A little while ago (in May) @Besao released an encrypted messaging protocol called Cordn (#1496327).
My understanding is that it allows you to do multiparty end-to-end encrypted communication but requires a coordinator. At the time of Besao's post, it sounded like Cordn was running a coordinator -- although they had published their code so anyone conceivably could do it.
And that seems to be what happened...but not as was expected:
Today, I saw Gzuuus post about an ephemeral coordinator on nostr:
Here is Cordn Ad-Hoc:
It looks like a temporary coordinator that vanished as soon as your browser tab is closed. It was created by a sandwich and looks pretty cool (to my totally naive eyes -- I do not know a thing about cryptography).
Cordn Ad-Hoc is a
Web-based MLS coordinator for ad-hoc Cordn groups. The app runs a ContextVM/Nostr coordinator in a browser tab, publishes its coordinator pubkey, and lets Cordn clients use that browser tab as the group coordination server.
Here's how sandwich describes what it does:
- Runs the Cordn coordinator protocol from a browser.
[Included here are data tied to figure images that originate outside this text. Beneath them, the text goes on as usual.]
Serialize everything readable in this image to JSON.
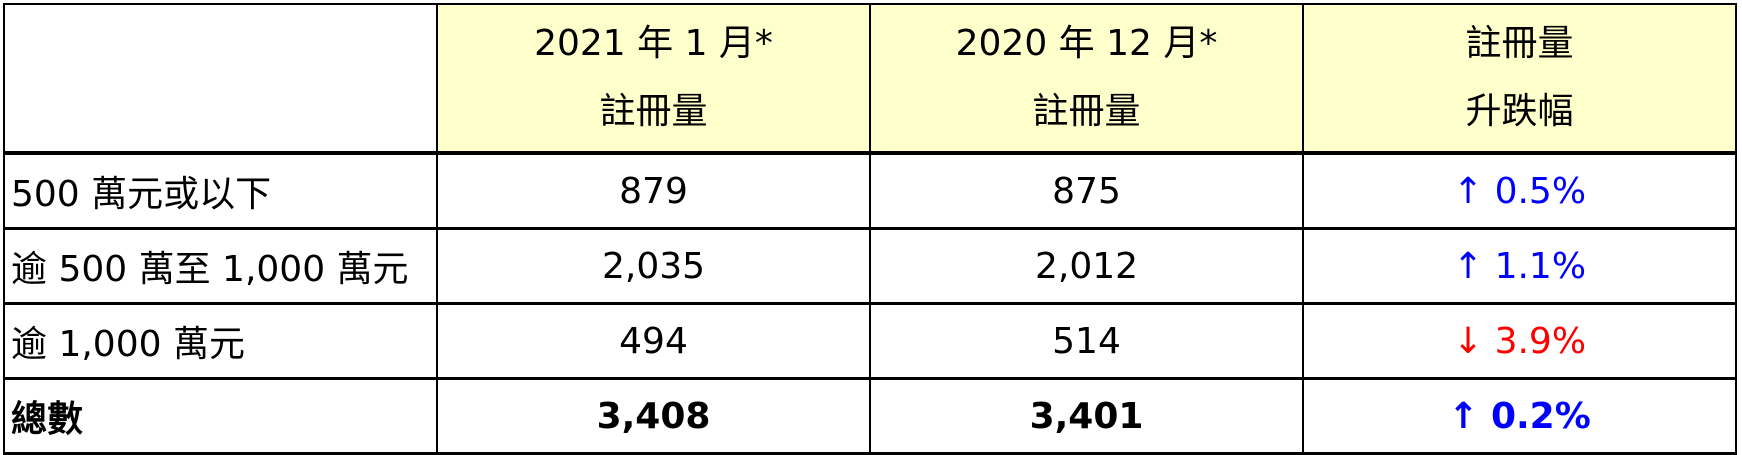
{
  "header": {
    "col1": [
      "2021 年 1 月*",
      "註冊量"
    ],
    "col2": [
      "2020 年 12 月*",
      "註冊量"
    ],
    "col3": [
      "註冊量",
      "升跌幅"
    ]
  },
  "rows": [
    {
      "label": "500 萬元或以下",
      "jan2021": "879",
      "dec2020": "875",
      "arrow": "↑",
      "change": "0.5%",
      "direction": "up"
    },
    {
      "label": "逾 500 萬至 1,000 萬元",
      "jan2021": "2,035",
      "dec2020": "2,012",
      "arrow": "↑",
      "change": "1.1%",
      "direction": "up"
    },
    {
      "label": "逾 1,000 萬元",
      "jan2021": "494",
      "dec2020": "514",
      "arrow": "↓",
      "change": "3.9%",
      "direction": "down"
    },
    {
      "label": "總數",
      "jan2021": "3,408",
      "dec2020": "3,401",
      "arrow": "↑",
      "change": "0.2%",
      "direction": "up"
    }
  ],
  "colors": {
    "header_bg": "#ffffcc",
    "up": "#0000ff",
    "down": "#ff0000"
  }
}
- Receives ContextVM MCP requests over Nostr relays.
- Stores MLS key packages, welcomes, join requests, and group messages locally.
- Supports streaming group-message subscriptions.
- Persists relay/runtime configuration in browser storage.
- Optionally encrypts and persists the coordinator identity behind a passphrase.
- Prevents multiple coordinators with the same pubkey from running at once.
- Exposes an operator debug log for raw Nostr events, decoded requests, responses, relay publish state, and instance heartbeats.